Global warming is undoubtedly the best-known consequence of rising greenhouse gas concentrations in the atmosphere. But it is not the only one. The higher the carbon dioxide (CO2) level in the atmosphere, the more CO2 is taken up by the ocean. In seawater the gas triggers chemical reactions that increase seawater acidity. This process, known as ocean acidification, affects marine life. The consequences for marine ecosystems can be quite complex and research is still in the process of understanding the full scope of it.

In a two-month field experiment off the Canary Islands, an international group of scientists led by the GEOMAR Helmholtz Centre for Ocean Research Kiel has uncovered a possible consequence of ocean acidification that could massively affect the marine food web. As the team has now published in the international journal Nature Climate Change, the toxic alga Vicicitus globosus strongly increased its abundance at carbon dioxide concentrations above 600 ppm (parts per million) and went into mass development above 800 ppm.

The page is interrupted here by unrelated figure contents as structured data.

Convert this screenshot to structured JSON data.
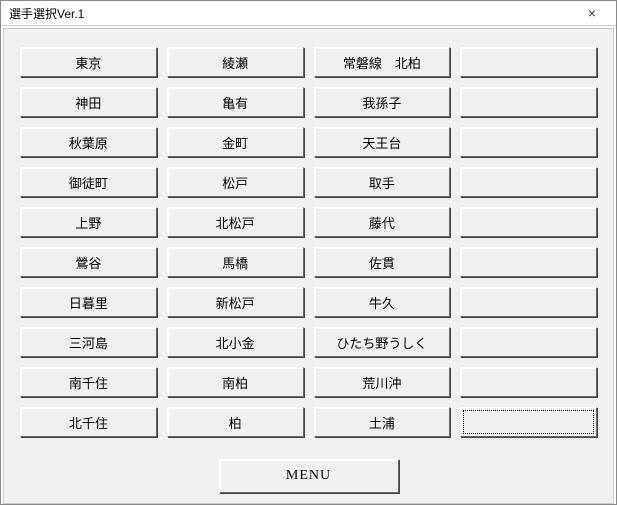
{
  "window": {
    "title": "選手選択Ver.1",
    "close": "×"
  },
  "grid": {
    "rows": [
      [
        "東京",
        "綾瀬",
        "常磐線　北柏",
        ""
      ],
      [
        "神田",
        "亀有",
        "我孫子",
        ""
      ],
      [
        "秋葉原",
        "金町",
        "天王台",
        ""
      ],
      [
        "御徒町",
        "松戸",
        "取手",
        ""
      ],
      [
        "上野",
        "北松戸",
        "藤代",
        ""
      ],
      [
        "鶯谷",
        "馬橋",
        "佐貫",
        ""
      ],
      [
        "日暮里",
        "新松戸",
        "牛久",
        ""
      ],
      [
        "三河島",
        "北小金",
        "ひたち野うしく",
        ""
      ],
      [
        "南千住",
        "南柏",
        "荒川沖",
        ""
      ],
      [
        "北千住",
        "柏",
        "土浦",
        ""
      ]
    ]
  },
  "menu": {
    "label": "MENU"
  }
}
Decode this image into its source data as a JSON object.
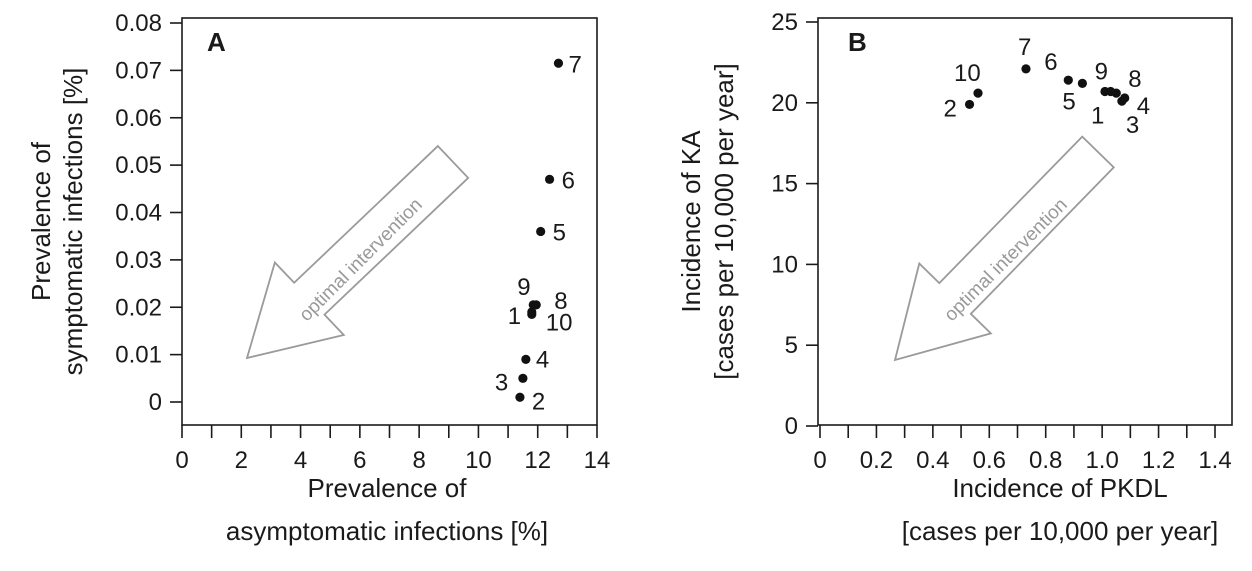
{
  "chart_data": [
    {
      "type": "scatter",
      "panel_label": "A",
      "xlabel_lines": [
        "Prevalence of",
        "asymptomatic infections [%]"
      ],
      "ylabel_lines": [
        "Prevalence of",
        "symptomatic infections [%]"
      ],
      "xlim": [
        0,
        14
      ],
      "ylim": [
        0,
        0.08
      ],
      "xticks": [
        "0",
        "2",
        "4",
        "6",
        "8",
        "10",
        "12",
        "14"
      ],
      "yticks": [
        "0",
        "0.01",
        "0.02",
        "0.03",
        "0.04",
        "0.05",
        "0.06",
        "0.07",
        "0.08"
      ],
      "annotation": "optimal intervention",
      "points": [
        {
          "label": "1",
          "x": 11.8,
          "y": 0.019
        },
        {
          "label": "2",
          "x": 11.4,
          "y": 0.001
        },
        {
          "label": "3",
          "x": 11.5,
          "y": 0.005
        },
        {
          "label": "4",
          "x": 11.6,
          "y": 0.009
        },
        {
          "label": "5",
          "x": 12.1,
          "y": 0.036
        },
        {
          "label": "6",
          "x": 12.4,
          "y": 0.047
        },
        {
          "label": "7",
          "x": 12.7,
          "y": 0.0715
        },
        {
          "label": "8",
          "x": 11.95,
          "y": 0.0205
        },
        {
          "label": "9",
          "x": 11.85,
          "y": 0.0205
        },
        {
          "label": "10",
          "x": 11.8,
          "y": 0.0185
        }
      ]
    },
    {
      "type": "scatter",
      "panel_label": "B",
      "xlabel_lines": [
        "Incidence of PKDL",
        "[cases per 10,000 per year]"
      ],
      "ylabel_lines": [
        "Incidence of KA",
        "[cases per 10,000 per year]"
      ],
      "xlim": [
        0,
        1.4
      ],
      "ylim": [
        0,
        25
      ],
      "xticks": [
        "0",
        "0.2",
        "0.4",
        "0.6",
        "0.8",
        "1.0",
        "1.2",
        "1.4"
      ],
      "yticks": [
        "0",
        "5",
        "10",
        "15",
        "20",
        "25"
      ],
      "annotation": "optimal intervention",
      "points": [
        {
          "label": "1",
          "x": 1.01,
          "y": 20.7
        },
        {
          "label": "2",
          "x": 0.53,
          "y": 19.9
        },
        {
          "label": "3",
          "x": 1.07,
          "y": 20.1
        },
        {
          "label": "4",
          "x": 1.08,
          "y": 20.3
        },
        {
          "label": "5",
          "x": 0.93,
          "y": 21.2
        },
        {
          "label": "6",
          "x": 0.88,
          "y": 21.4
        },
        {
          "label": "7",
          "x": 0.73,
          "y": 22.1
        },
        {
          "label": "8",
          "x": 1.05,
          "y": 20.6
        },
        {
          "label": "9",
          "x": 1.03,
          "y": 20.7
        },
        {
          "label": "10",
          "x": 0.56,
          "y": 20.6
        }
      ]
    }
  ]
}
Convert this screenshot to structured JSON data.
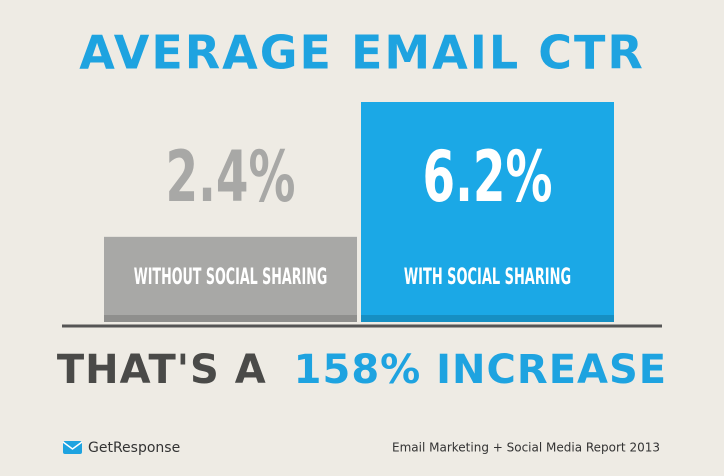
{
  "chart_data": {
    "type": "bar",
    "title": "AVERAGE EMAIL CTR",
    "categories": [
      "WITHOUT SOCIAL SHARING",
      "WITH SOCIAL SHARING"
    ],
    "values": [
      2.4,
      6.2
    ],
    "value_labels": [
      "2.4%",
      "6.2%"
    ],
    "colors": [
      "#a8a8a6",
      "#1ba8e6"
    ],
    "annotation_prefix": "THAT'S A",
    "annotation_highlight": "158% INCREASE",
    "brand": "GetResponse",
    "source": "Email Marketing + Social Media Report 2013"
  }
}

"In our near-natural test environments these algal blooms had a strong negative effect on the rest of the plankton community, particularly the diverse groups of zooplankton. These tiny animals are extremely important for the marine food web. The collapse of the food chain also influenced other important processes driven by the marine biota, such as the carbon transport to depth," explains Prof. Dr. Ulf Riebesell, Professor of Biological Oceanography at GEOMAR and first author of the study.

For the experiment, the team had deployed nine sea-going mesocosms off the Canary Islands. Each consists of a flotation frame at the sea surface, which holds a 15-metre-long plastic tube vertically in the water. The tubes contain 35 cubic meters of seawater with the natural plankton community enclosed. Separated from the surrounding sea, the enclosed water column was enriched in CO2 to levels expected for different CO2 emission scenarios. The researchers then closely monitored the development of the plankton community for the following 57 days.

The various groups of phytoplankton and zooplankton in the mesocosms showed a wide range of responses to the elevated carbon dioxide and increased acidity. The most striking response, however, was the rapid growth of the toxic alga Vicicitus globosus at CO2 concentrations above 600 ppm. "This CO2 level could be reached in the next three to four decades if our carbon dioxide emissions are not declining rapidly," stresses Ulf Riebesell.